A los pocos meses de ser elegido, Putin inició la segunda guerra de Chechenia, alentado por la ira popular contra las bombas que mataron en sus casas a 300 moscovitas y cuya autoría se adjudicó sin que hubiera pruebas a terroristas chechenos. Curiosamente, el Gobierno no mostró especial interés en luchar contra los rumores que decían que eran los servicios secretos los que estaban detrás de los insólitos atentados. No valía sólo con ser fuerte e implacable. Había que parecerlo.

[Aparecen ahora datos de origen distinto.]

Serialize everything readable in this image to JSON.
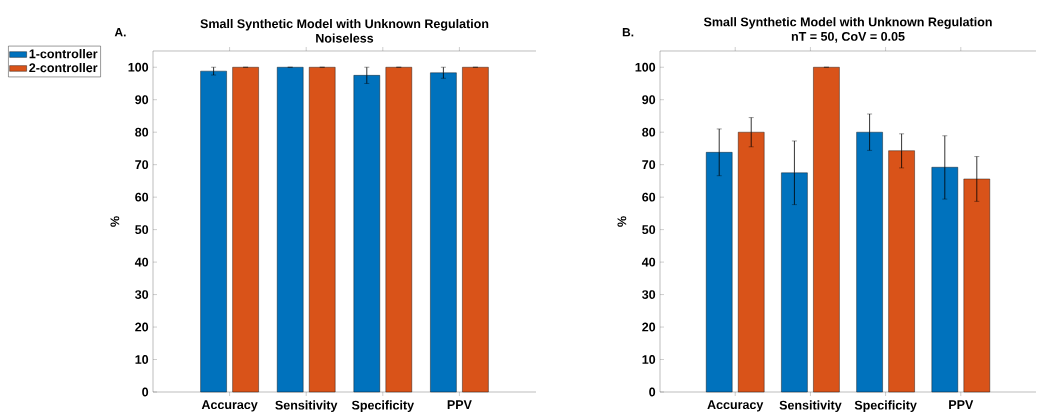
{
  "chart_data": [
    {
      "type": "bar",
      "title": "Small Synthetic Model with Unknown Regulation",
      "subtitle": "Noiseless",
      "ylabel": "%",
      "annotations": [
        "A."
      ],
      "categories": [
        "Accuracy",
        "Sensitivity",
        "Specificity",
        "PPV"
      ],
      "series": [
        {
          "name": "1-controller",
          "color": "#0072bd",
          "values": [
            98.8,
            100,
            97.5,
            98.3
          ],
          "errors": [
            [
              97.6,
              100
            ],
            null,
            [
              95,
              100
            ],
            [
              96.6,
              100
            ]
          ]
        },
        {
          "name": "2-controller",
          "color": "#d95319",
          "values": [
            100,
            100,
            100,
            100
          ],
          "errors": [
            null,
            null,
            null,
            null
          ]
        }
      ],
      "ylim": [
        0,
        105
      ],
      "yticks": [
        0,
        10,
        20,
        30,
        40,
        50,
        60,
        70,
        80,
        90,
        100
      ],
      "grid": false,
      "legend": "top left"
    },
    {
      "type": "bar",
      "title": "Small Synthetic Model with Unknown Regulation",
      "subtitle": "nT = 50, CoV = 0.05",
      "ylabel": "%",
      "annotations": [
        "B."
      ],
      "categories": [
        "Accuracy",
        "Sensitivity",
        "Specificity",
        "PPV"
      ],
      "series": [
        {
          "color": "#0072bd",
          "values": [
            73.8,
            67.5,
            80,
            69.2
          ],
          "errors": [
            [
              66.6,
              81
            ],
            [
              57.7,
              77.3
            ],
            [
              74.4,
              85.6
            ],
            [
              59.4,
              78.9
            ]
          ]
        },
        {
          "color": "#d95319",
          "values": [
            80,
            100,
            74.3,
            65.6
          ],
          "errors": [
            [
              75.5,
              84.5
            ],
            null,
            [
              69,
              79.5
            ],
            [
              58.7,
              72.5
            ]
          ]
        }
      ],
      "ylim": [
        0,
        105
      ],
      "yticks": [
        0,
        10,
        20,
        30,
        40,
        50,
        60,
        70,
        80,
        90,
        100
      ],
      "grid": false,
      "legend": false
    }
  ]
}
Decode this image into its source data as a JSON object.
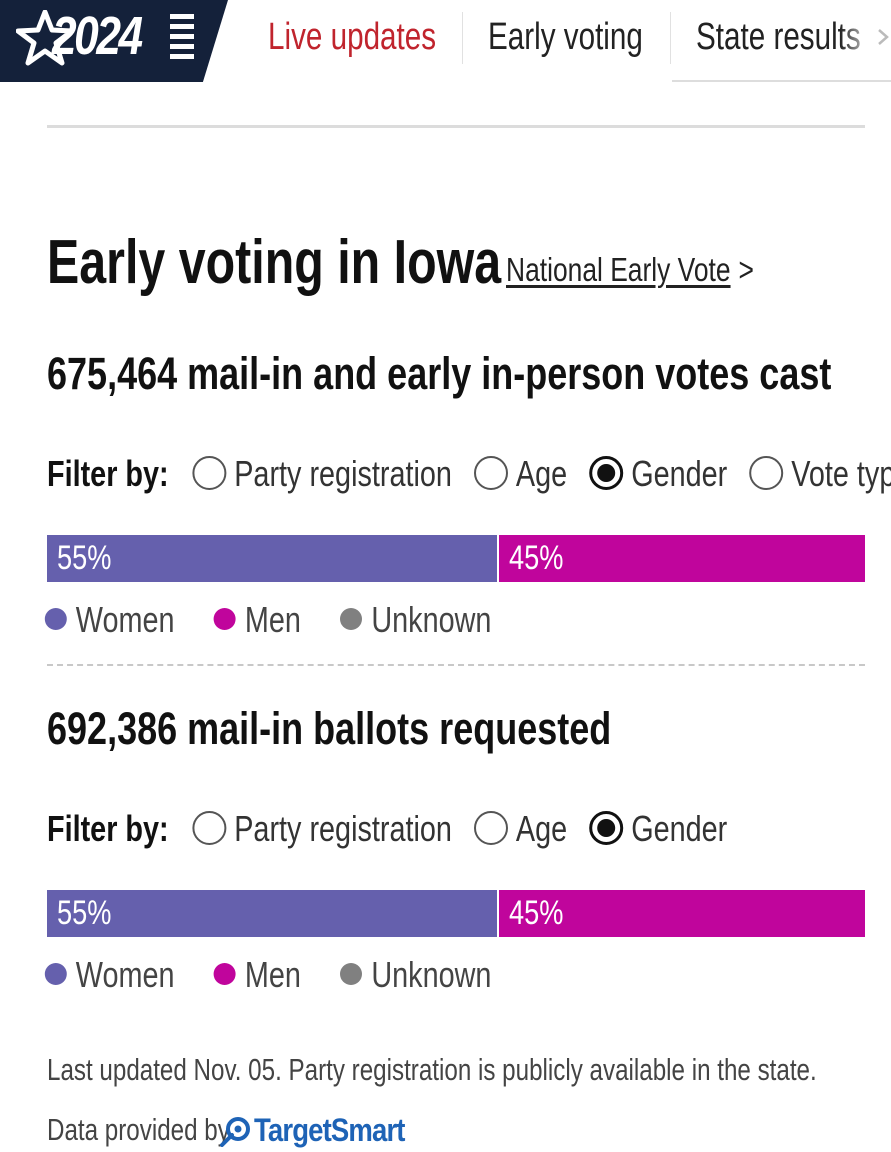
{
  "nav": {
    "logo_text": "2024",
    "tabs": [
      {
        "label": "Live updates",
        "state": "highlighted"
      },
      {
        "label": "Early voting",
        "state": "active"
      },
      {
        "label": "State results",
        "state": "normal"
      }
    ]
  },
  "page": {
    "title": "Early voting in Iowa",
    "national_link": "National Early Vote"
  },
  "sections": [
    {
      "count": "675,464",
      "headline_suffix": "mail-in and early in-person votes cast",
      "filter_label": "Filter by:",
      "filters": [
        {
          "label": "Party registration",
          "selected": false
        },
        {
          "label": "Age",
          "selected": false
        },
        {
          "label": "Gender",
          "selected": true
        },
        {
          "label": "Vote type",
          "selected": false
        }
      ],
      "bar": [
        {
          "label": "55%",
          "value": 55,
          "color": "#6560ad"
        },
        {
          "label": "45%",
          "value": 45,
          "color": "#c0059c"
        }
      ],
      "legend": [
        {
          "label": "Women",
          "color": "#6560ad"
        },
        {
          "label": "Men",
          "color": "#c0059c"
        },
        {
          "label": "Unknown",
          "color": "#808080"
        }
      ]
    },
    {
      "count": "692,386",
      "headline_suffix": "mail-in ballots requested",
      "filter_label": "Filter by:",
      "filters": [
        {
          "label": "Party registration",
          "selected": false
        },
        {
          "label": "Age",
          "selected": false
        },
        {
          "label": "Gender",
          "selected": true
        }
      ],
      "bar": [
        {
          "label": "55%",
          "value": 55,
          "color": "#6560ad"
        },
        {
          "label": "45%",
          "value": 45,
          "color": "#c0059c"
        }
      ],
      "legend": [
        {
          "label": "Women",
          "color": "#6560ad"
        },
        {
          "label": "Men",
          "color": "#c0059c"
        },
        {
          "label": "Unknown",
          "color": "#808080"
        }
      ]
    }
  ],
  "footer": {
    "note": "Last updated Nov. 05. Party registration is publicly available in the state.",
    "provided_by": "Data provided by",
    "provider_name": "TargetSmart"
  },
  "colors": {
    "brand_navy": "#14213a",
    "live_red": "#c0242d",
    "provider_blue": "#1e63b6"
  }
}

Putin prometió sangre y venganza. Los rusos vieron que tenían un dirigente capaz de satisfacer sus más oscuros instintos. Un imperio que no se hace respetar es peor que un país pequeño e indefenso, porque sus ciudadanos piensan que les están robando algo que les pertenece por derecho propio. En los peores momentos (las crisis del Kursk o de Beslán), el presidente jugó la carta del miedo: el problema residía en que Rusia no era aún el Estado fuerte que necesitaba ser para cumplir su misión histórica.

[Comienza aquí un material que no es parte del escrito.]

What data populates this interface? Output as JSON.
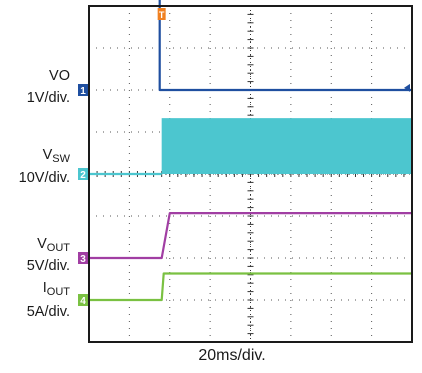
{
  "chart_data": {
    "type": "line",
    "title": "",
    "xlabel": "20ms/div.",
    "x_units": "ms",
    "x_per_div": 20,
    "x_divisions": 8,
    "y_divisions": 8,
    "grid": true,
    "trigger_marker": "T",
    "channels": [
      {
        "id": "1",
        "name": "VO",
        "name_sub": "",
        "scale_label": "1V/div.",
        "color": "#1f4fa0",
        "ground_div": 6.0,
        "points_ms": [
          [
            0,
            3.0
          ],
          [
            35,
            3.0
          ],
          [
            35,
            0.0
          ],
          [
            160,
            0.0
          ]
        ]
      },
      {
        "id": "2",
        "name": "V",
        "name_sub": "SW",
        "scale_label": "10V/div.",
        "color": "#4cc6cf",
        "ground_div": 4.0,
        "band": {
          "start_ms": 36,
          "end_ms": 160,
          "min_div": 0.0,
          "max_div": 1.33
        },
        "points_ms": [
          [
            0,
            0.0
          ],
          [
            36,
            0.0
          ]
        ]
      },
      {
        "id": "3",
        "name": "V",
        "name_sub": "OUT",
        "scale_label": "5V/div.",
        "color": "#a13ea3",
        "ground_div": 2.0,
        "points_ms": [
          [
            0,
            0.0
          ],
          [
            36,
            0.0
          ],
          [
            40,
            1.07
          ],
          [
            160,
            1.07
          ]
        ]
      },
      {
        "id": "4",
        "name": "I",
        "name_sub": "OUT",
        "scale_label": "5A/div.",
        "color": "#7ac142",
        "ground_div": 1.0,
        "points_ms": [
          [
            0,
            0.0
          ],
          [
            36,
            0.0
          ],
          [
            37,
            0.63
          ],
          [
            160,
            0.63
          ]
        ]
      }
    ]
  }
}
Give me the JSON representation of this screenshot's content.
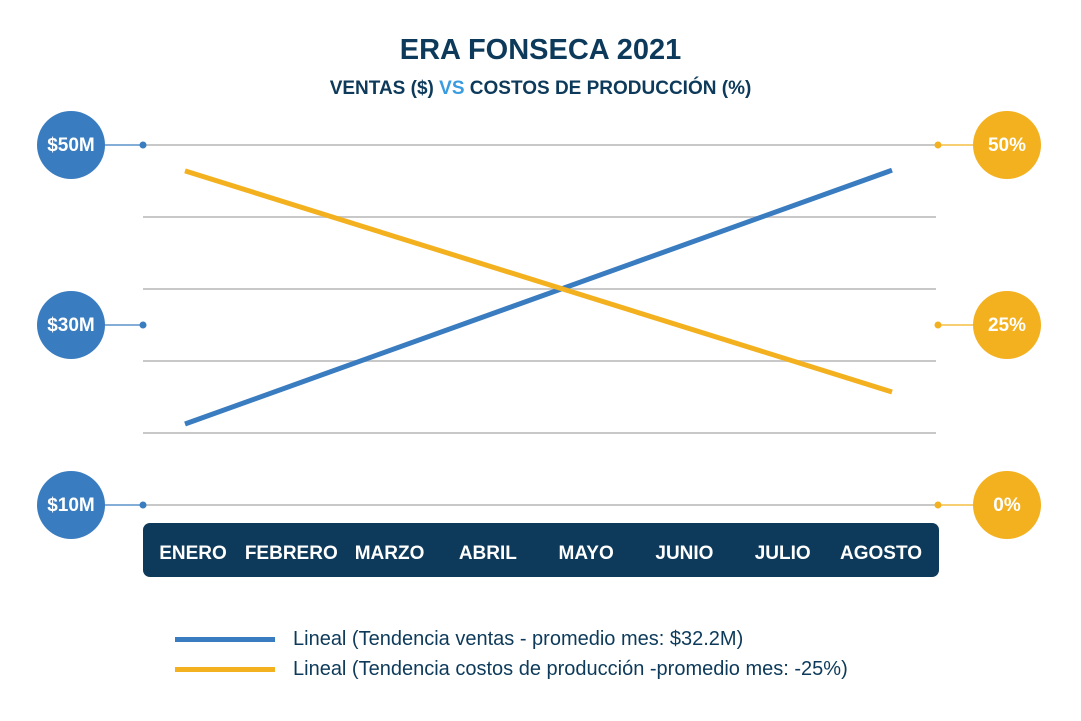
{
  "chart_data": {
    "type": "line",
    "title": "ERA FONSECA 2021",
    "subtitle": {
      "part1": "VENTAS ($)",
      "vs": "VS",
      "part2": "COSTOS DE PRODUCCIÓN (%)"
    },
    "categories": [
      "ENERO",
      "FEBRERO",
      "MARZO",
      "ABRIL",
      "MAYO",
      "JUNIO",
      "JULIO",
      "AGOSTO"
    ],
    "left_axis": {
      "ticks": [
        "$10M",
        "$30M",
        "$50M"
      ],
      "tick_values": [
        10,
        30,
        50
      ],
      "ylim": [
        10,
        50
      ],
      "color": "#3a7cc0"
    },
    "right_axis": {
      "ticks": [
        "0%",
        "25%",
        "50%"
      ],
      "tick_values": [
        0,
        25,
        50
      ],
      "ylim": [
        0,
        50
      ],
      "color": "#f3b11f"
    },
    "grid": true,
    "series": [
      {
        "name": "Lineal (Tendencia ventas - promedio mes: $32.2M)",
        "axis": "left",
        "color": "#3a7cc0",
        "start": 19,
        "end": 47.2
      },
      {
        "name": "Lineal (Tendencia costos de producción -promedio mes: -25%)",
        "axis": "right",
        "color": "#f3b11f",
        "start": 46.4,
        "end": 15.7
      }
    ],
    "legend_position": "bottom",
    "month_bar_color": "#0d3a5a"
  }
}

Rusia vive "rodeada de enemigos" que temen el resurgir del viejo imperio, avisa Putin a sus compatriotas. No tiene que acusar directamente a nadie, ni a EEUU ni a la UE, porque con ambos hace negocios. Le basta con recordar a los rusos de que esos enemigos no identificados aspiran a que algún día vuelvan a gobernar en Rusia los demócratas que llevaron al país a la perdición en los años noventa.

El próximo primer ministro de Rusia ha convencido a los rusos de que sólo él puede devolverles su pasado imperial. Ante la alternativa tantas veces planteada en su historia –sumisión o revolución– los rusos han escogido la primera.